Als Marx und Engels am 11. April aus dem revolutionären Paris in Köln ankamen, waren die Märztage bereits verblasst. Das politische Programm der beiden Rückkehrer lautete: Auflösung Preußens und des österreichischen Staates, Beseitigung der Kleinstaaterei und Einigung Deutschlands als Nation und Republik.

In Preußen hatte aber die Bourgeoisie das Heft wieder in der Hand und schanzte der Monarchie und dem Junkertum die Macht zu. In den Mittel- und Kleinstaaten bestimmten willige liberale Rückgratverbieger die Politik, und die Frankfurter Nationalversammlung, so Mehring 1918, „die aus souveräner Machtvollkommenheit die deutsche Einheit schaffen sollte, erwies sich, sobald sie am 18. Mai zusammentrat, von vornherein als hoffnungsloser Schwatzklub“. „Mit diesem Schattenwesen rechnete die ‚Neue Rheinische Zeitung‘ gleich in der ersten Nummer ab, und zwar so gründlich, dass die Hälfte ihrer wenig zahlreichen Aktionäre den Rückzug antrat“, so Mehring weiter.

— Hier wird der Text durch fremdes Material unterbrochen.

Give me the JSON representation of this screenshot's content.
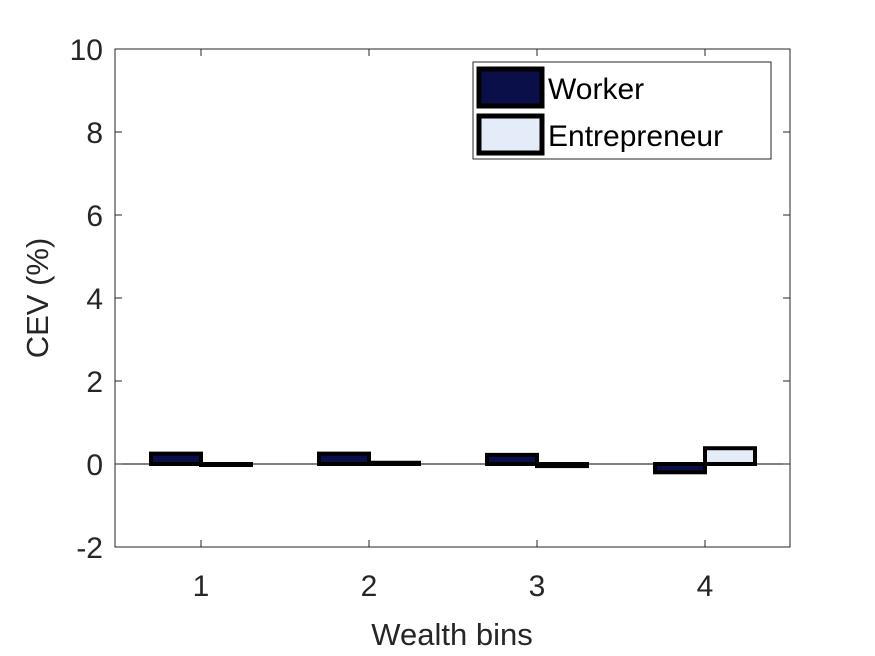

Am 7. Juni hieß es in der Zeitung, die sich auf stenographische Mitschriften des Parlaments stützte: „Eine konstituierende Nationalversammlung muss vor allem eine aktive, evolutionär-aktive Versammlung sein. Die Versammlung in Frankfurt macht parlamentarische Schulübungen und lässt die Regierungen handeln. Gesetzt, es gelänge diesem gelehrten Konzil nach allerreifster Überlegung, die beste Tagesordnung und die beste Verfassung auszuklügeln, was nutzt die beste Tagesordnung und die beste Verfassung, wenn die Regierungen unterdes die Bajonette auf die Tagesordnung setzen?“ Es sei unbegreiflich, wie die sogenannte radikal-demokratische Partei „eine Föderation von konstitutionellen Monarchien, Fürstentümchen und Republikchen … als schließliche Verfassung Deutschlands hat proklamieren lassen“.

Die Nationalversammlung aber wählte am 29. Juni den österreichischen Erzherzog Johann zum Reichsverweser und spielte der Konterrevolution in die Hände. Am selben Tag erschien in der „Neuen Rheinischen Zeitung“ einer der gewaltigsten Artikel von Marx überhaupt, in dem er das von der Gegenrevolution in der „Juniinsurrektion“ vom 22. bis zum 26. Juni abgeschlachtete Pariser Proletariat feierte. Der Text kostete, merkte Mehring an, der Zeitung „die andere Hälfte ihrer Aktionäre“.

Die Bourgeoisie ging nun in allen Ländern Europas Bündnisse mit der Reaktion ein. Am 28. März 1849 nahm die Frankfurter Nationalversammlung die erste bürgerliche Verfassung Deutschlands an. Sie verlangte zwar eine stärkere staatliche Zentralisation, aber nicht die Gründung einer einigen demokratischen Republik. Dennoch lehnten die großen deutschen Staaten ab. Als daraufhin Volksmassen für die Anerkennung der Verfassung zu kämpfen begannen, ließ die Bourgeoisie sie im Stich. Insofern steht die Frankfurter Verfassung auch für den Verrat des deutschen Bürgertums an der eigenen Demokratie.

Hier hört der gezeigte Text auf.